Georgia State University’s strategic plan highlights efforts to increase the strength of its research activities while increasing the number and quality of its graduate and undergraduate programs. GSU’s neuroscience community continues to be an important factor in reaching those goals. As we enter the 2012-13 academic year the Neuroscience Institute can reflect on the rapid changes that have occurred and in just the past two years since we moved into new laboratories and offices in the Petit Science Building, and look forward to our continuing growth.
This year we welcome 13 new students into the Neuroscience doctoral program. Since the graduate program began in 2010 it has grown from 26 to 38 graduate students, a remarkable increase of 46%. The graduate program also added a new concentration in Neuroethics in partnership with our associate faculty in the Philosophy Department, and our first privately funded fellowship program for graduate students, the Honeycutt Fellowship, was established. The second year of a new Bachelor of Science degree in Neuroscience is now underway, and this undergraduate major has shown an even more dramatic growth. In September 2011 at the start of the degree program we had 15 majors; at the beginning of the Fall 2012 semester, the number has grown to 112. Our faculty has grown as well. Three new distinguished faculty members are joining the Institute’s core faculty this year and are bringing nationally recognized, NIH funded research programs with them. Their new research programs, combined with an increase in grants to our existing core faculty, have nearly doubled the amount of grant funding in the Institute from $1.53M two years ago to $3.31M as of July, 2012.

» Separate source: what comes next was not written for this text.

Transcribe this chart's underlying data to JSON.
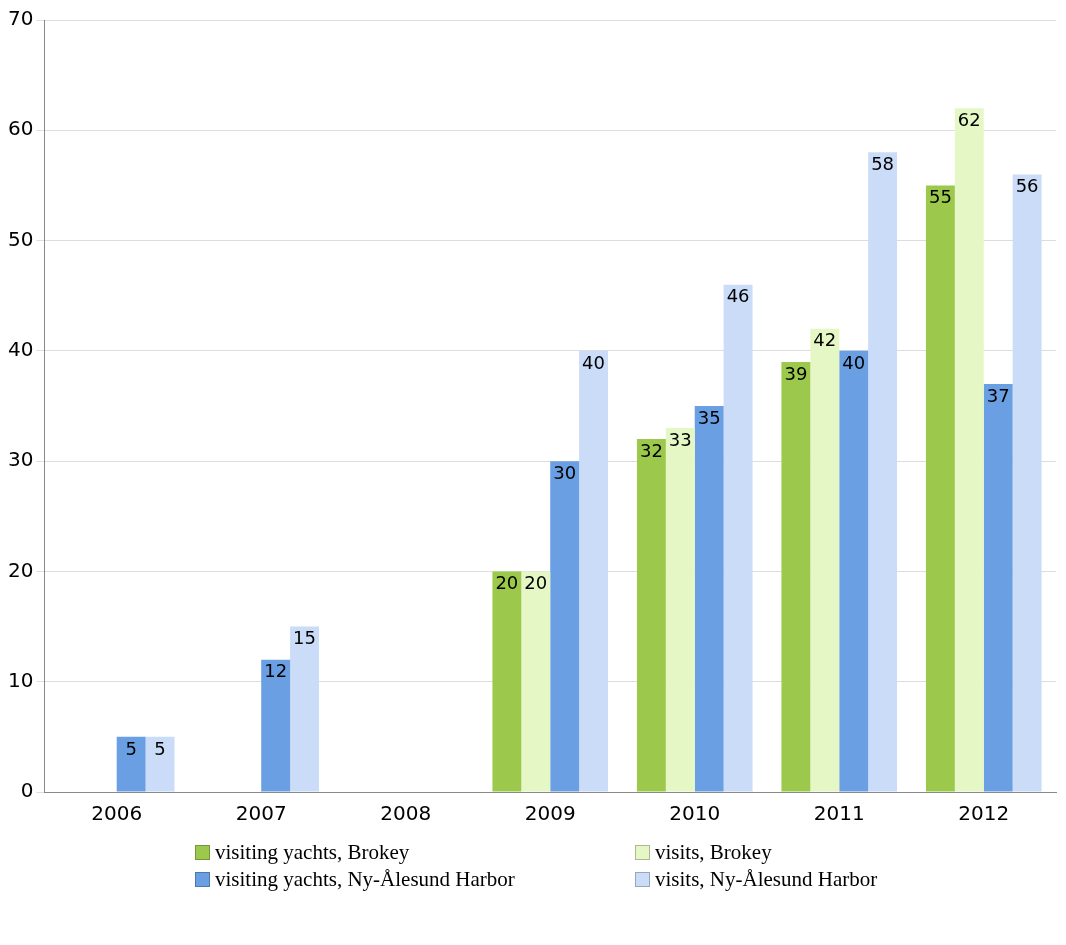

Looking toward the future, we continue efforts to grow neuroscience both within the Institute and beyond it in partnership with the many other departments that participate with us in neuroscience activities. Through our participation in GSU’s Second Century Initiative we hope to add additional faculty in the area of Neurogenomics and the Molecular Basis of Behavior, and, in partnership with other departments, in Neural Imaging, Neuroethics, Neurotherapeutics, and Primate Social Behavior. We see both our graduate and undergraduate programs growing, and this year will start efforts to increase our students’ opportunities to participate in international activities. The Center for Behavioral Neuroscience, an internationally recognized, multi-institutional neuroscience center headquartered at GSU has moved into new space on the 7th floor of the Petit Science Center and will be expanding its efforts to link the neuroscience research, education, and outreach activities across the extraordinary neuroscience community we have at multiple colleges and universities across Atlanta. The Brains & Behavior Program, now administered through the NI, continues to support graduate students in the Neuroscience doctoral program as well as in graduate programs in Biology, Psychology, Math & Statistics, Physics & Astronomy, Philosophy, and Computer Science, while also awarding competitive Seed Grants for innovative research to neuroscience faculty throughout GSU.
These accomplishments would not be possible without the extraordinary efforts and strong support of faculty, students, staff, and administrators across the University. Each year, neuroscience researchers and educators at GSU offer up new, innovative ideas that continue our momentum. Because of this, I am sure that neuroscience will continue to grow and strengthen at GSU, and remain an important component of the University’s strategic goals to move research and education to an even higher level.